Николь раздраженно отмахнулась от него.

— Кто это? — спросил Рейхсмаршал, изучающе глядя на Гольца.

— Всего лишь жалкий еврей, усмехнулся Гольц. — Не то, что Эмиль Старк, которого я что-то, не нахожу, несмотря на все ваши заверения, Николь. Здесь много бедных евреев, рейхсмаршал. В нашем времени их не меньше, чем в вашем. Правда, у меня нет никаких ценностей или собственности, которую вы могли бы конфисковать, нет произведений искусства, нет золота. А жаль.

Он присел за столом совещания и налил себе стакан ледяной воды из стоявшего поблизости графина.

— Этот ваш зверек, Марси, он злой?

— Нет, — ответил Геринг, ласково поглаживая животное.

Он сидел, поместив львенка на стол прямо перед собой; тот послушно свернулся калачиком, полузакрыв глаза.

— Мое присутствие, продолжал Гольц, — мое еврейское присутствие здесь нежелательно. Не по этой же причине здесь отсутствует Эмиль Старк? Почему его нет, Николь — он взглянул на нее в упор. — Вы боитесь обидеть рейхсмаршала? Странно… ведь Гиммлер имел дело с евреями в Венгрии — при посредничестве Эйхмана. Есть даже генерал-еврей в опекаемом рейхсмаршалом люфтваффе, некто генерал Мильх. Не правда ли, рейхсмаршал? — он подвинулся к Герингу.

— Знать ничего не знаю такого о Мильхе, — раздраженно парировал Геринг. — Это прекрасный человек, я могу сказать об этом совершенно официально.

— Вот видите, — обратился Гольц к Николь. — Герру Герингу не впервой якшаться с жидами. Верно, герр Геринг? Вам совсем не обязательно отвечать на этот вопрос — я уже сделал для себя соответствующий вывод.

Геринг бросил в его сторону злобный взгляд.

— А теперь поговорим об этом соглашении… — начал Гольц.

— Прекратите, — грубо перебила его Николь, — убирайтесь отсюда!

Скажите спасибо, что я позволила вашим штурмовикам шататься по улицам, когда им вздумается. Я велю всех их арестовать, если вы мне станете мешать. Вы знаете цель, которую я преследую на этом совещании. Кому-кому, а вам следовало бы одобрить мои действия.
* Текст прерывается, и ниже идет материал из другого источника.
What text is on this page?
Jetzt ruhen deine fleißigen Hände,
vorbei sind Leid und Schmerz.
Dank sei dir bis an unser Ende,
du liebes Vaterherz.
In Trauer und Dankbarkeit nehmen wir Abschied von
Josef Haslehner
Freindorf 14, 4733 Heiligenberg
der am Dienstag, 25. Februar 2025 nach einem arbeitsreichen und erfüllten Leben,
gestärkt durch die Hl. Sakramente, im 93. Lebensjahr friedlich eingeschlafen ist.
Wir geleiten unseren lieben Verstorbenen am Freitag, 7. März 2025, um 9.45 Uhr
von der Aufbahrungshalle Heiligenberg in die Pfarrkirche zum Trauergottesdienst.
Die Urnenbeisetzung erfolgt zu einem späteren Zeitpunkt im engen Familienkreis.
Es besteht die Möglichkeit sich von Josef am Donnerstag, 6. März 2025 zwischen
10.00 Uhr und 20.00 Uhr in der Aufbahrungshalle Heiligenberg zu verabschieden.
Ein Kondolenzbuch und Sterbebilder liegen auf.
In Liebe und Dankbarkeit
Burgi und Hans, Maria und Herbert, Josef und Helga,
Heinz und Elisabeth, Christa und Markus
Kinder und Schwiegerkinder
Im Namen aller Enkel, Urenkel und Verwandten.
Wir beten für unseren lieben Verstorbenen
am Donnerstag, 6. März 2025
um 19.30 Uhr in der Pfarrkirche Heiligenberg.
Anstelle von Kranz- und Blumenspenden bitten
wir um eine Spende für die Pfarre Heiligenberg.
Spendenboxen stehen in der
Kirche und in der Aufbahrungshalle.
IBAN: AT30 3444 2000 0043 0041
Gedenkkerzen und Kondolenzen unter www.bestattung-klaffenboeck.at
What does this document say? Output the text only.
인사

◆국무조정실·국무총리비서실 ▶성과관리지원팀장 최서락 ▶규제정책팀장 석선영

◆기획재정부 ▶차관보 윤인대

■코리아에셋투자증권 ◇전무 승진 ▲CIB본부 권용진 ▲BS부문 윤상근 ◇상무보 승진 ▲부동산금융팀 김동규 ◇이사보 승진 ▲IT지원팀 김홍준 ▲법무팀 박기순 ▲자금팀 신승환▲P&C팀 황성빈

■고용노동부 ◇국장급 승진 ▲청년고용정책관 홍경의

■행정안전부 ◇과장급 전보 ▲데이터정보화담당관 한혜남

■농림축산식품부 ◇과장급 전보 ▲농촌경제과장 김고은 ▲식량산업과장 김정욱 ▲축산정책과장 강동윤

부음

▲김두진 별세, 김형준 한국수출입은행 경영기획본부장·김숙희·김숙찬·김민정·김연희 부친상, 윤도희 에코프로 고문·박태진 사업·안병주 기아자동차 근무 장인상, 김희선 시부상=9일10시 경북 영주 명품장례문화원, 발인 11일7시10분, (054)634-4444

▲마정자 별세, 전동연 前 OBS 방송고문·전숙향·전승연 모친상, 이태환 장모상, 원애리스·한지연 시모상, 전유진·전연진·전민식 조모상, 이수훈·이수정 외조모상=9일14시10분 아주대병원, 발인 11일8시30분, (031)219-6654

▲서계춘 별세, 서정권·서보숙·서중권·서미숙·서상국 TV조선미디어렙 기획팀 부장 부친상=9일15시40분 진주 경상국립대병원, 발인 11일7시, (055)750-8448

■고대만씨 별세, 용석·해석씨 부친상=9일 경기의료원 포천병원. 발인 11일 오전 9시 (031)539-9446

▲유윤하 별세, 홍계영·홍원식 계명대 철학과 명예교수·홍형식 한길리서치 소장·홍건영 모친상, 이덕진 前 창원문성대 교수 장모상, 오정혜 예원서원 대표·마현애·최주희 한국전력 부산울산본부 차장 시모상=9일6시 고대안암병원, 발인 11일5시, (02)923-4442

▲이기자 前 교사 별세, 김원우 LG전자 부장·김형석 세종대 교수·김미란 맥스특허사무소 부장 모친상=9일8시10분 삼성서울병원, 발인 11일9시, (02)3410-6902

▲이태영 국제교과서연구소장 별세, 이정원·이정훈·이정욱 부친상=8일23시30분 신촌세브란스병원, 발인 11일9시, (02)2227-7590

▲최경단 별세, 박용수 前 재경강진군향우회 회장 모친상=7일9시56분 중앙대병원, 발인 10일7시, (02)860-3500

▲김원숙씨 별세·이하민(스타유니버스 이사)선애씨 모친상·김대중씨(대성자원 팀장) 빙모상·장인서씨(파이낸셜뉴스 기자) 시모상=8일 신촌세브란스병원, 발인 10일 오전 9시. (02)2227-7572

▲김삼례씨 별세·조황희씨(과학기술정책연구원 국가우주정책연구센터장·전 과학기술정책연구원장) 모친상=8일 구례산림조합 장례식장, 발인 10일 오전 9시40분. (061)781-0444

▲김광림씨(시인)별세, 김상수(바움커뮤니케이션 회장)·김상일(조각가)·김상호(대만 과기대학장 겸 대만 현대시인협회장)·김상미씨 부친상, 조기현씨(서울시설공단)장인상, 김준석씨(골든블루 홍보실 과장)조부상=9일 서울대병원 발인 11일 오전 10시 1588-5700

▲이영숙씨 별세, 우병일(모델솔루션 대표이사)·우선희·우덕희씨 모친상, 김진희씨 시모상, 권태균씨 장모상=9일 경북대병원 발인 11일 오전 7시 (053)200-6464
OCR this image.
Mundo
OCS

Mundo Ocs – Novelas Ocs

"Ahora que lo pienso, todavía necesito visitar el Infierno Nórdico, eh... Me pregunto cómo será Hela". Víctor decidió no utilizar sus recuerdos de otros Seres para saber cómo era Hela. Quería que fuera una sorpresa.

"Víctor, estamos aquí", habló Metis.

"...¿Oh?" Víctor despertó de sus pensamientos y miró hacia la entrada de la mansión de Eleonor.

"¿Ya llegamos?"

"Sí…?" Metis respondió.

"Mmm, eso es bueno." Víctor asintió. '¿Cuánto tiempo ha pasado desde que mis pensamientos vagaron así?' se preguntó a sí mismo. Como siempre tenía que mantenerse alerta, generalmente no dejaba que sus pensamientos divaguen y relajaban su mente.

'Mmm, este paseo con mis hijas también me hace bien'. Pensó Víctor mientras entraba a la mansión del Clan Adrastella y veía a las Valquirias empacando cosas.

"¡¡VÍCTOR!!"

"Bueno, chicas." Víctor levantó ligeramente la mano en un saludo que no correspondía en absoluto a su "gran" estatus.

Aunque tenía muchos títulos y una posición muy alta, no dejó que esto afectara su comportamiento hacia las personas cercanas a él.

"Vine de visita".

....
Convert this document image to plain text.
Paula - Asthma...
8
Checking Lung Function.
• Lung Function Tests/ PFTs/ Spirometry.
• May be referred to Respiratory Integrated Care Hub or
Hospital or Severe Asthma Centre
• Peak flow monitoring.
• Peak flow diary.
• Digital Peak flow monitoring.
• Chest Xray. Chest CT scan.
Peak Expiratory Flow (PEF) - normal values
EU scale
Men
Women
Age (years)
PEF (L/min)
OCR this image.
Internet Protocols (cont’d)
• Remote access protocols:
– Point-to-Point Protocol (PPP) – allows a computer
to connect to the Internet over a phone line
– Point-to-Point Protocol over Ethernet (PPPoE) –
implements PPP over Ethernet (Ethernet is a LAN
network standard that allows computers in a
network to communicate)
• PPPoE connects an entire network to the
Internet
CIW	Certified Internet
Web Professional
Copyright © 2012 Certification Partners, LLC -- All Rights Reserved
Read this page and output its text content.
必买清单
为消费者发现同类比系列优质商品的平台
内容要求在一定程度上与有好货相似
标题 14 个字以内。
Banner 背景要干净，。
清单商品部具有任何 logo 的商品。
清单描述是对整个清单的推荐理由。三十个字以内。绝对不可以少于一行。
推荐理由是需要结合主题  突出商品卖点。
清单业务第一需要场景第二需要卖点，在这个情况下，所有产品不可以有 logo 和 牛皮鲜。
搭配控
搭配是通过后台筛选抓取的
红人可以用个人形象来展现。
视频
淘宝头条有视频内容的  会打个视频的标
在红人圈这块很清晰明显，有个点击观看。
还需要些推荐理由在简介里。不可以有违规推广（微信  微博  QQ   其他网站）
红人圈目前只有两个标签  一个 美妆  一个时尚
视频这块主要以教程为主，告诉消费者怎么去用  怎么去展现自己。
— Но я их не одобряю, — твердо заявил Гольц.

— Почему? — бесцеремонно вмешался один из военных советников.

— Потому что, — ответил Гольц, — стоит нацистам победить с вашей помощью во Второй мировой войне, и они все равно вырежут всех евреев до единого. И не только тех, что живут в Европе, но также и тех, что обитают в Америке.

Говорил он совершенно спокойно. Ведь как-никак, он уже видел это, обследовал с помощью своей аппаратуры фон Лессинджера несколько тех самых жутких альтернативных будущих.

— Не забывайте о том, что целью войны для нацистов является полнейшее искоренение мирового еврейства. Это не просто побочный результат войны.

Наступила тишина.

Обратившись, наконец, к своим людям из НП, Николь приказала:

— Схватите его!

Один из агентов НП прицелился и выстелил из пистолета в Гольца. Но тот, с большой точностью рассчитав время, в то же самое мгновение, когда дуло пистолета совместилось с целью, вошел в контакт с обволакивавшим его полем фон Лессинджера. Все окружающее вместе с теми, кто в этот момент находился помещении, затуманилось и исчезло. Он остался в той же самой комнате, вокруг красовались все те же болотные орхидеи, но людей в ней уже не было. Он присутствовал здесь один, теперь уже в качестве неуловимого призрака будущего, вызванного полем, вырабатываемом аппаратурой.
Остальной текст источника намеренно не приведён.